The first few days with a CI have been interesting. I feel that I have a better understanding of why people do not like to wear it and even stop wearing it after awhile. It can be the ultimate tinnitus/headache inducer and yet not be one (as soon as you take it off, it goes away – WEIRD). A cochlear implant is not something that is easy or an instant fix. It takes a lot of time and energy if you’ve been deaf a long time (I think it is probably easier for someone who just lost their hearing) I thought it would be a lot like switching from analog to digital hearing aids, but it’s a lot more difficult than that. My brain really doesn’t know what to do with all that loud ringing, but it’s making progress.
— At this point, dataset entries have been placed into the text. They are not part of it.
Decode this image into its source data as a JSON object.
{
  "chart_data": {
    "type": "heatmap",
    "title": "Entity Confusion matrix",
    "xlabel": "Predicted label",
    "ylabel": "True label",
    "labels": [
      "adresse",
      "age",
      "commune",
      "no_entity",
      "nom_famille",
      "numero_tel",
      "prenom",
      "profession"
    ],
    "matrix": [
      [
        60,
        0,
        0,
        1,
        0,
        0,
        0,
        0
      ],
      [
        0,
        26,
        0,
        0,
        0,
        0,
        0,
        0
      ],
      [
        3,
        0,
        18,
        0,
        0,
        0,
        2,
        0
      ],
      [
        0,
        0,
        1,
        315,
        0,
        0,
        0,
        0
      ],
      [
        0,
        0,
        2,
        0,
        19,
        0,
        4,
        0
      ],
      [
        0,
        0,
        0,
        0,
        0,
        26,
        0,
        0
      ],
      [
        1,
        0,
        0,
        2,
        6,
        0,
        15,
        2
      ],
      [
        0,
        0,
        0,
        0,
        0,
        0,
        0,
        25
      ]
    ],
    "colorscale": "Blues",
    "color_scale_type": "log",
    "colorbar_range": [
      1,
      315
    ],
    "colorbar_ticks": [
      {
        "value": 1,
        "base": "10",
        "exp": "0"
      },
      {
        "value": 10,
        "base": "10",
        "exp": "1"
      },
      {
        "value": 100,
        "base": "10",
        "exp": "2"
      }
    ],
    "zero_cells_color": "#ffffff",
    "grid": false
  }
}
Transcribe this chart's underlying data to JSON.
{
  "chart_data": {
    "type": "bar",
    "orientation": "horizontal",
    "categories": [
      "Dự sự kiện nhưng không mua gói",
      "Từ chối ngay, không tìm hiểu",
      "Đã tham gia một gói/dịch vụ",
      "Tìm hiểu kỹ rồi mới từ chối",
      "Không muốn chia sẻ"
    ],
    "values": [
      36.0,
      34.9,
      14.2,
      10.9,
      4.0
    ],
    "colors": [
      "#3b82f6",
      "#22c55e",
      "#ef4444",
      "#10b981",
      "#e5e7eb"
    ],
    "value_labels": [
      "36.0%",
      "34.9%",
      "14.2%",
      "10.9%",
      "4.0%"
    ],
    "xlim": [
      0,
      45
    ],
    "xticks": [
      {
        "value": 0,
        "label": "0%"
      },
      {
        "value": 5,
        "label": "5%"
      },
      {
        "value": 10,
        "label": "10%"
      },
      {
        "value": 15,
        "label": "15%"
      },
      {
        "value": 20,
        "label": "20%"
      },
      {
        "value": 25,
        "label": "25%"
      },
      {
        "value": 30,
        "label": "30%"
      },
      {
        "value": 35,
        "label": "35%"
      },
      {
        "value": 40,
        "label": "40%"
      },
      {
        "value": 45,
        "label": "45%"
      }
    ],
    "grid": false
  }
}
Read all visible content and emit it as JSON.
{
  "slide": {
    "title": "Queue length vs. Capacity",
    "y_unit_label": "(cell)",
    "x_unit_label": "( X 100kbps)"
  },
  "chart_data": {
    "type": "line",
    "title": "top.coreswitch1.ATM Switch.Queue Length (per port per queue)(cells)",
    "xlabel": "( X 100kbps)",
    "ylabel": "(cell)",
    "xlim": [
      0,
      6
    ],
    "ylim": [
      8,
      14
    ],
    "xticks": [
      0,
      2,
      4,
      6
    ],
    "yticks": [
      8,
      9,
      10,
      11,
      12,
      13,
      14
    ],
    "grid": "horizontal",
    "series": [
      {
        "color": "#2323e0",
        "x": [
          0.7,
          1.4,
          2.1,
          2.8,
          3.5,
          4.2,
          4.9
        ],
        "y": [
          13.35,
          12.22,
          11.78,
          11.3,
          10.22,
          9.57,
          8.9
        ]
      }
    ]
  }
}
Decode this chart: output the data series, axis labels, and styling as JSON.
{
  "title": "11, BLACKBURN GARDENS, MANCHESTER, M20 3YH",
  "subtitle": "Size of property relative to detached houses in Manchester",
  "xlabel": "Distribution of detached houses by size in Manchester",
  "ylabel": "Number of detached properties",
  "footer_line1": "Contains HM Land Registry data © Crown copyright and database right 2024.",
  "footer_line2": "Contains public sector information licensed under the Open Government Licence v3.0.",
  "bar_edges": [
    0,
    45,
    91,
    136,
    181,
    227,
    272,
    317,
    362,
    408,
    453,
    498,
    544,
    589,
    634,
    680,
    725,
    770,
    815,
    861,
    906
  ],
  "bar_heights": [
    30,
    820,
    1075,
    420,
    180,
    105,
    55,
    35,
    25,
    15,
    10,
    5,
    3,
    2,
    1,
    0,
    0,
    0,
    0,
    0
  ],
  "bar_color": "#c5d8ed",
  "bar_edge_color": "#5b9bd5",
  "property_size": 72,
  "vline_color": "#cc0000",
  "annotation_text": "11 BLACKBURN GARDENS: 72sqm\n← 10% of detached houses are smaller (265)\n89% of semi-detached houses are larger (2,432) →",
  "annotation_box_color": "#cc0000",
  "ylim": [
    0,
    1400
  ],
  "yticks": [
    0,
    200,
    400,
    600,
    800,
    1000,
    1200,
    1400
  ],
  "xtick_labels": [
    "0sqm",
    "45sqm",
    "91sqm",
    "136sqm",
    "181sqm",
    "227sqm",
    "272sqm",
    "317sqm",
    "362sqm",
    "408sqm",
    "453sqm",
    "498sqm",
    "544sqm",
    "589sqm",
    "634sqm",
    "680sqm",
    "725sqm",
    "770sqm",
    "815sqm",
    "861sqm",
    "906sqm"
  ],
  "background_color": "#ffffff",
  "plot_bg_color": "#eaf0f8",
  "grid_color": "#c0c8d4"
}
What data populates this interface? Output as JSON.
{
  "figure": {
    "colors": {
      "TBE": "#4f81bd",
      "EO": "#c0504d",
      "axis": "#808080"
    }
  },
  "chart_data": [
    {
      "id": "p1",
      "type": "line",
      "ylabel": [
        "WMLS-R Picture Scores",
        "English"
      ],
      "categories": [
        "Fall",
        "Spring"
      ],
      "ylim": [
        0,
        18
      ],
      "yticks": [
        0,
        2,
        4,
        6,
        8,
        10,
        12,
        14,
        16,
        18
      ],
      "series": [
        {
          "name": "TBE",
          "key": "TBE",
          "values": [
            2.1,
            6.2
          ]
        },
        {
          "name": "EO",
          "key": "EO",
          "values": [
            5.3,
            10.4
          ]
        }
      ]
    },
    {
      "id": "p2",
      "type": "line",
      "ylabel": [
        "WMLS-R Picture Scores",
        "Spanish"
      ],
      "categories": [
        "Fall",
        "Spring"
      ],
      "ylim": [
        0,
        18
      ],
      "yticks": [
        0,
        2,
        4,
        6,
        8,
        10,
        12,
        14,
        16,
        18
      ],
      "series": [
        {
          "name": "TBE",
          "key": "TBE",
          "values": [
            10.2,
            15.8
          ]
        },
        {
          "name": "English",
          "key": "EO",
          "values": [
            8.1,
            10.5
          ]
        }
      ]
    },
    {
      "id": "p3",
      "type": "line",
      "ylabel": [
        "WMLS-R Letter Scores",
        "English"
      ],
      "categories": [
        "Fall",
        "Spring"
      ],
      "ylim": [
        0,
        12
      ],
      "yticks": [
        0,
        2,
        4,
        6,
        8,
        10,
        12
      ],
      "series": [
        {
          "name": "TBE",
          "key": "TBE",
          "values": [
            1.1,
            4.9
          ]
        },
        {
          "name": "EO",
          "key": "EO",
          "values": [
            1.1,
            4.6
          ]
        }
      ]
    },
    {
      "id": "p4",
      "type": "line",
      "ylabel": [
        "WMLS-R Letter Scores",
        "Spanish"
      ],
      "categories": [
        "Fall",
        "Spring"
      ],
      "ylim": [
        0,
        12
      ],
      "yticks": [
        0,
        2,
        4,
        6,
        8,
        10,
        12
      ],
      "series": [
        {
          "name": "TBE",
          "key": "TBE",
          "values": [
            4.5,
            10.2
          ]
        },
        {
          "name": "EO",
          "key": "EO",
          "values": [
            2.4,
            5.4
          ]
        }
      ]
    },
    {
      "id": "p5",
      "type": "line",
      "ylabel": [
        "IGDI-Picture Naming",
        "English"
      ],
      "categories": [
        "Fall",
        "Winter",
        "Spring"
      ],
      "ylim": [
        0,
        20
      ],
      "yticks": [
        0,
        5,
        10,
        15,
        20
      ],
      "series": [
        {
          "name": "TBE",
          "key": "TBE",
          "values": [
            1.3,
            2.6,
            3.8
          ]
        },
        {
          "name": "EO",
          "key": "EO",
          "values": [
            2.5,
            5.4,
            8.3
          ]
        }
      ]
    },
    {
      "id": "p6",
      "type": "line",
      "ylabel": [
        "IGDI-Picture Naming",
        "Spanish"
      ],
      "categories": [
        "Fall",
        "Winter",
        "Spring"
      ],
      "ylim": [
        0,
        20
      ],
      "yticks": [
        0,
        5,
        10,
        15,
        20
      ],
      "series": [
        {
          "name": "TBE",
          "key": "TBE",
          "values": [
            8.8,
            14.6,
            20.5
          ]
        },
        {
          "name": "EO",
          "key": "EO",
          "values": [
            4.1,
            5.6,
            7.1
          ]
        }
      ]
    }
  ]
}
I haven’t felt well these last couple of days. My stomach feels nauseous a lot. It’s not a strong nauseous feeling – it’s pretty faint. I’m not sure if it’s because of my disorientation from the cochlear implant or if it’s from something else. Before my surgery, my doctor had informed me that I have a profound loss of balance in my semicircular canals. Basically, the surgery can’t make it worse than it already is. So it quite possibly could be something else like the medicine and if so, then it should go away soon. It may also be because I’ve been kind of pushing it with the volume. Maybe I’m just turning it up too fast. My logic at the beginning was to push my brain and maybe that’s not such a great idea. Today has been my “take it easy” day.
I think I’ve made pretty significant progress with it. Despite all the nausea and headaches (which was to be expected) there’s a lot of good things. The ringing in general has become more defined. I feel like having a hearing aid on has really helped a lot because it helps the CI side identify the sound and now things are becoming part of what I hear on my hearing aid side – only louder. It’s not perfectly defined yet, so I hear speech worse than with just my hearing aid. When my CI side has figured out what I am hearing, I hear what I usually do on my hearing aid side, only louder with a slight echo to it.
Right now speech sounds like bells, but I can identify each syllable and spaces between words when I am watching the person’s lips and reading captions (on TV). I can differentiate between speech and general environmental sounds with just my CI on. Everything sounds like bells, but the bells that speech makes is just slightly different than everything else. Every now and then, I pick out bell “patterns” and realize that I’m listening to something! Today I was in my office and the bells were making rhythmic patterns. It sounded like something electronical was going in a cycle/circle so I believe it may have been a computer fan. I lost the sound though before I could ask someone what it was.
Last night I was listening to talk radio and I could’ve sworn that for a short while my cochlear implant was picking up their talking when my hearing aid could not. It really fascinated me. I kept playing with the radio to see how soft I could make it and still hear it. But I think after a little bit, my brain made an adjustment to the CI (time to turn up the volume) and I couldn’t hear it any more.
I went to a bar last night too. It was so loud, but for some reason I think it may have been slightly easier to understand other people in the bar. Either that or my mind is playing tricks on me!
I told someone the other day. If there was a pill that could make me hearing, I wouldn’t take it (yes, this is after activation!) There are two reasons. One: oh my gosh, everything is so LOUD. And to think, there are still five more programs to get through in a week and a half! Each program is louder than the previous. Can you imagine how painful that can be to just turn someone on? It makes me shutter just thinking about it Two: I love being deaf. Everything is so much calmer. I really don’t understand why hearing people like listening to all that loud noise constantly. I love my breaks and my beauty sleep!